Although Young has couched the constitutional violation in terms of the Eighth Amendment, bearing in mind that he is a pro se prisoner litigant using a court form that instructs him not to cite cases or statutes, I will assume arguendo that he intended to allege that his substantive due process rights were violated. The Supreme Court in several cases has recognized an abstract fundamental liberty interest in "familial integrity."See Stanley v. Illinois, 405 U.S. 645 (1972) (unwed father has fundamental right in the care and custody of children born out of wedlock with whom he maintained strong parental relationship). The Court, however, has never recognized the right to familial integrity as absolute or unqualified. See, e.g., Lehr v. Robertson, 463 U.S. 248, 256 (1983) (relationship between parent and child — the "intangible fibers" of which are "woven throughout the fabric of our society, providing it with strength, beauty, and flexibility" — merits constitutional protection in "appropriate cases"). Furthermore, the government itself has a compelling interest in the health, education, and welfare of children as future citizens. See, e.g., Santosky v. Kramer, 455 U.S. 745, 766 (1982) (state has parens patriae interest in welfare of child).

Given the current state of the law regarding this constitutionally protected right to familial integrity, I cannot conclude that Young has alleged sufficient facts to make out a violation of a federally protected liberty interest. As he himself recognizes, the State's removal of his new wife's child does not directly impact any federally protected right to familial integrity that he may have because he has no legal relationship to the child; he is neither the natural nor adoptive father. There is most certainly a federally protected right that extends to the relationship between Young and his wife: "Marriage is one of the `basic civil rights of man,' fundamental to our very existence and survival."Loving v. Virginia, 388 U.S. 1, 12 (1967) (quoting Skinner v. State of Oklahoma, 316 U.S. 535, 41 (1942)). But Young has not alleged any facts suggesting that the defendants interfered with his right to marry the child's mother. He does allege, in conclusory fashion, that his marriage was ruined. I will construe the allegation to be more than having his wedding day plans disrupted (certainly not a constitutional violation in and of itself).
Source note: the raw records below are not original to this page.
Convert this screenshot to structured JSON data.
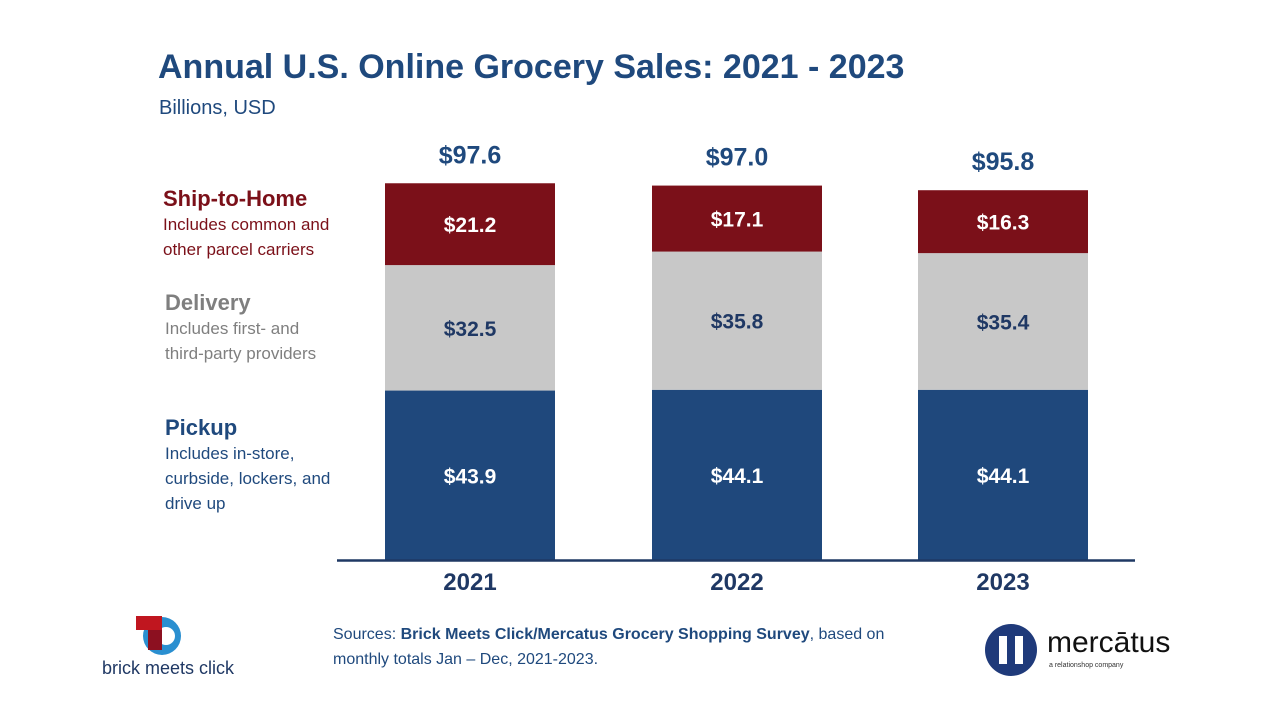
{
  "chart_data": {
    "type": "bar",
    "stacked": true,
    "title": "Annual U.S. Online Grocery Sales: 2021 - 2023",
    "subtitle": "Billions, USD",
    "categories": [
      "2021",
      "2022",
      "2023"
    ],
    "series": [
      {
        "name": "Pickup",
        "description": "Includes in-store, curbside, lockers, and drive up",
        "color": "#1f487c",
        "label_color": "#ffffff",
        "values": [
          43.9,
          44.1,
          44.1
        ],
        "labels": [
          "$43.9",
          "$44.1",
          "$44.1"
        ]
      },
      {
        "name": "Delivery",
        "description": "Includes first- and third-party providers",
        "color": "#c8c8c8",
        "label_color": "#1f3864",
        "values": [
          32.5,
          35.8,
          35.4
        ],
        "labels": [
          "$32.5",
          "$35.8",
          "$35.4"
        ]
      },
      {
        "name": "Ship-to-Home",
        "description": "Includes common and other parcel carriers",
        "color": "#7b1019",
        "label_color": "#ffffff",
        "values": [
          21.2,
          17.1,
          16.3
        ],
        "labels": [
          "$21.2",
          "$17.1",
          "$16.3"
        ]
      }
    ],
    "totals": [
      97.6,
      97.0,
      95.8
    ],
    "total_labels": [
      "$97.6",
      "$97.0",
      "$95.8"
    ],
    "legend_placement": "left",
    "legend_colors": {
      "Ship-to-Home": "#7b1019",
      "Delivery": "#7f7f7f",
      "Pickup": "#1f497d"
    },
    "grid": false
  },
  "source": {
    "prefix": "Sources: ",
    "bold": "Brick Meets Click/Mercatus Grocery Shopping Survey",
    "suffix": ", based on",
    "line2": "monthly totals Jan – Dec, 2021-2023."
  },
  "logos": {
    "left": "brick meets click",
    "right": "mercātus",
    "right_tagline": "a relationshop company"
  }
}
In order to make out a § 1983 defamation-plus claim Young would have to allege facts sufficient to establish a connection between the alleged federal violation (viz. the violation of a constitutional/federal statutory right of a man to marry a woman) and the defendants' alleged defamatory statements. The complaint provides no facts on this score. It merely relates in conclusory fashion that the defendants spread lies about him and damaged his reputation. He has alleged nothing more than that the defamation caused the damage, including his marital unhappiness. That sort of allegation does not state a constitutional violation under the Paul v. Davis defamation-plus test.


Based upon the foregoing I recommend the court GRANT the defendants' motion and dismiss the federal cause of action for failure to state a claim and dismiss without prejudice any state tort claim associated therewith.